The Best Hygrometer for a Lizard Terrarium

When caring for lizards, it’s important to have all the necessary equipment to keep them safe and healthy. One of the most common reptile accessories that pet owners purchase is a hygrometer (humidometer). This device measures relative humidity levels in the air and can be very useful in keeping your lizard healthy and comfortable in their terrarium. Whether you own an iguana, a bearded dragon, or another type of reptile, here are some things to consider when purchasing a hygrometer for your lizard terrarium.

How to Choose a Hygrometer

There are a number of different ways to measure humidity in reptile habitats. But no matter which hygrometer you choose, keep in mind that humidity levels should be between 40 and 60 percent. If it gets much lower than that, reptiles can’t regulate their body temperature—and even if your lizard is cold-blooded, low temperatures can lead to kidney failure or respiratory infections. Likewise, if humidity levels get too high, lizards may develop mouth rot or other bacterial infections. Keep tabs on these numbers with help from PetSmart!

How to Use a Digital Humidity Gauge in your Home


Many animals like reptiles and spiders prefer to live in humid environments. Finding ways to monitor humidity levels in your home or enclosure is important if you want to keep your pet healthy. The best hygrometers (humidity gauges) will be digital, and can provide an accurate representation of how humid it is in any given room or area. Learn how digital humidity gauges work, why they are more accurate than analog models, and what features to look for when shopping around.

A note about using a digital hydrometer: Like many other types of instruments designed to measure specific environmental parameters, properly calibrating these sensors may need to be done prior to use with some regularity. For most uses, having multiple probes available (many models come with two as standard equipment) also provides you with flexibility if one probe should fail.

How Do I Know if My Humidifier/Dehumidifier are Working Properly?

The easiest way to tell if your humidifier/dehumidifier is working properly is to check its settings. If it’s an electronic device, be sure it’s set at a medium level between 35 and 45 percent relative humidity. If you see condensation on the plastic or glass casing, then you know that it’s functioning properly. Also, pay attention to how much steam or water comes out of it: You should see both depending on whether it’s humidifying or dehumidifying.
Lizards can sometimes suffer from dry skin, so having a good humidifier in their terrarium will prevent them from getting irritated. You don’t want their skin looking flaky; otherwise they may not feel very comfortable in their new environment and refuse to eat.

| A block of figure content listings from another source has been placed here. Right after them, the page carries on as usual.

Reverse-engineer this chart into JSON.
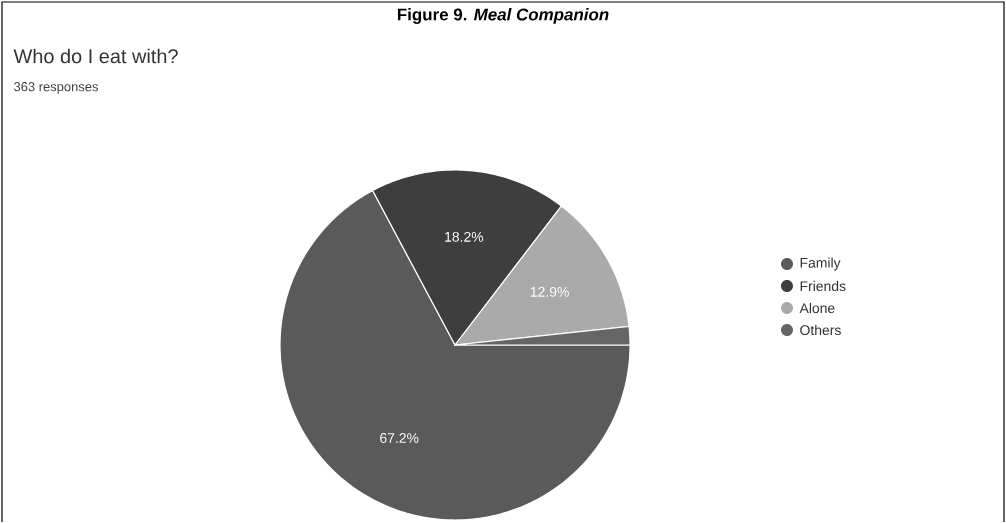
{
  "chart_data": {
    "type": "pie",
    "title": "Who do I eat with?",
    "subtitle": "363 responses",
    "annotations": [
      "Figure 9. *Meal Companion*"
    ],
    "categories": [
      "Family",
      "Friends",
      "Alone",
      "Others"
    ],
    "values": [
      67.2,
      18.2,
      12.9,
      1.7
    ],
    "value_labels": [
      "67.2%",
      "18.2%",
      "12.9%",
      null
    ],
    "colors": [
      "#5a5a5a",
      "#3e3e3e",
      "#aaaaaa",
      "#656565"
    ],
    "legend": "right"
  }
}
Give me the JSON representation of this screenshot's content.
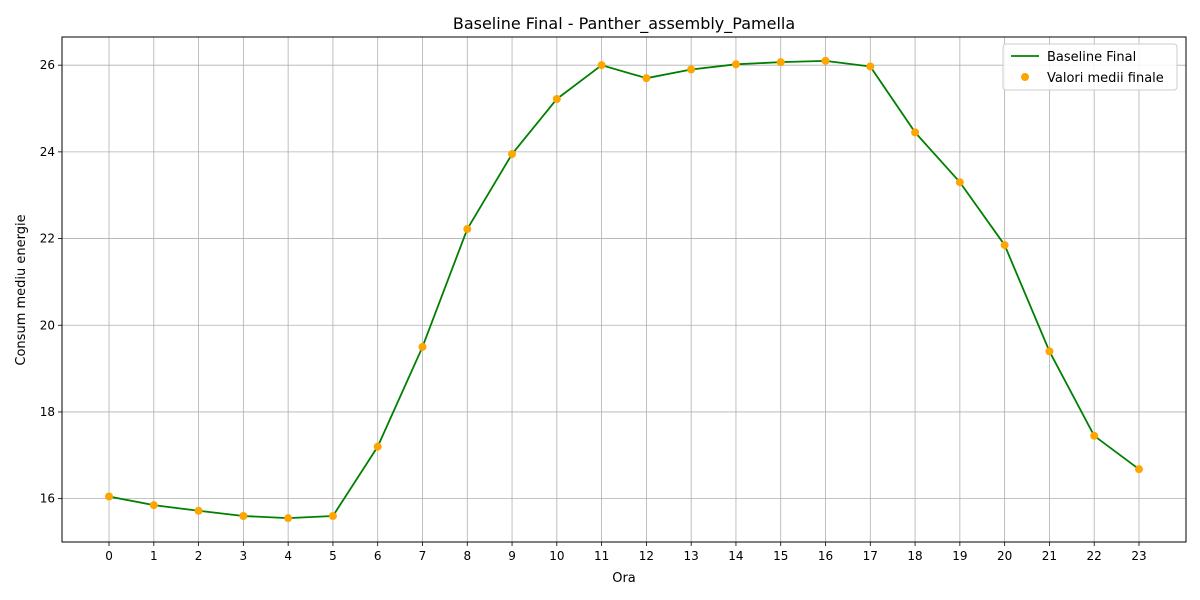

How to Check Your Air Conditioner Condenser’s Cooling Capacity

When you’re shopping around to purchase an air conditioner, one of your primary concerns is likely to be its cooling capacity. In other words, how much of your home can it cool at once? An AC with a lower CFM (or capacity factor) will struggle to cool larger rooms and might not even make a dent in an open-plan space.

To get an idea of what you need, try to work out roughly how many square feet your main living area measures and use that as a basis for comparison when looking at units. If all else fails, see if there are any great deal sites in your local area which have deals on second hand or refurbished units. These tend to come with a two year warranty and are often discounted by up to 50%. They also tend to offer additional benefits such as free installation – another cost saver!

Tips To Reduce Moisture In Your Home

Lowering moisture levels in your home will improve your home’s indoor air quality. This not only can save you money on utility bills, but also help keep mold and mildew growth at bay. Eliminating humidity can be accomplished by setting your air conditioner or dehumidifier to run during specific hours of the day, using an air purifier to remove excess moisture from the air, and conducting routine maintenance on water fixtures throughout your home.

The most common areas for high moisture include bathrooms, basements, kitchens and laundry rooms. Improving airflow around leaky pipes is another way to prevent mold and mildew from forming in humid areas of your home.

What Do All Those Air Conditioner Ratings Mean?

Air conditioners are rated in terms of their BTU/hr or cooling capacity. That doesn’t mean anything to you, though, right? A typical rule of thumb is that if you’re using it to cool an area smaller than 350 square feet (32 square meters), you need at least 10,000 BTUs of power. If your room is more than 400 square feet (37 square meters), look for an air conditioner with 12,000 BTUs.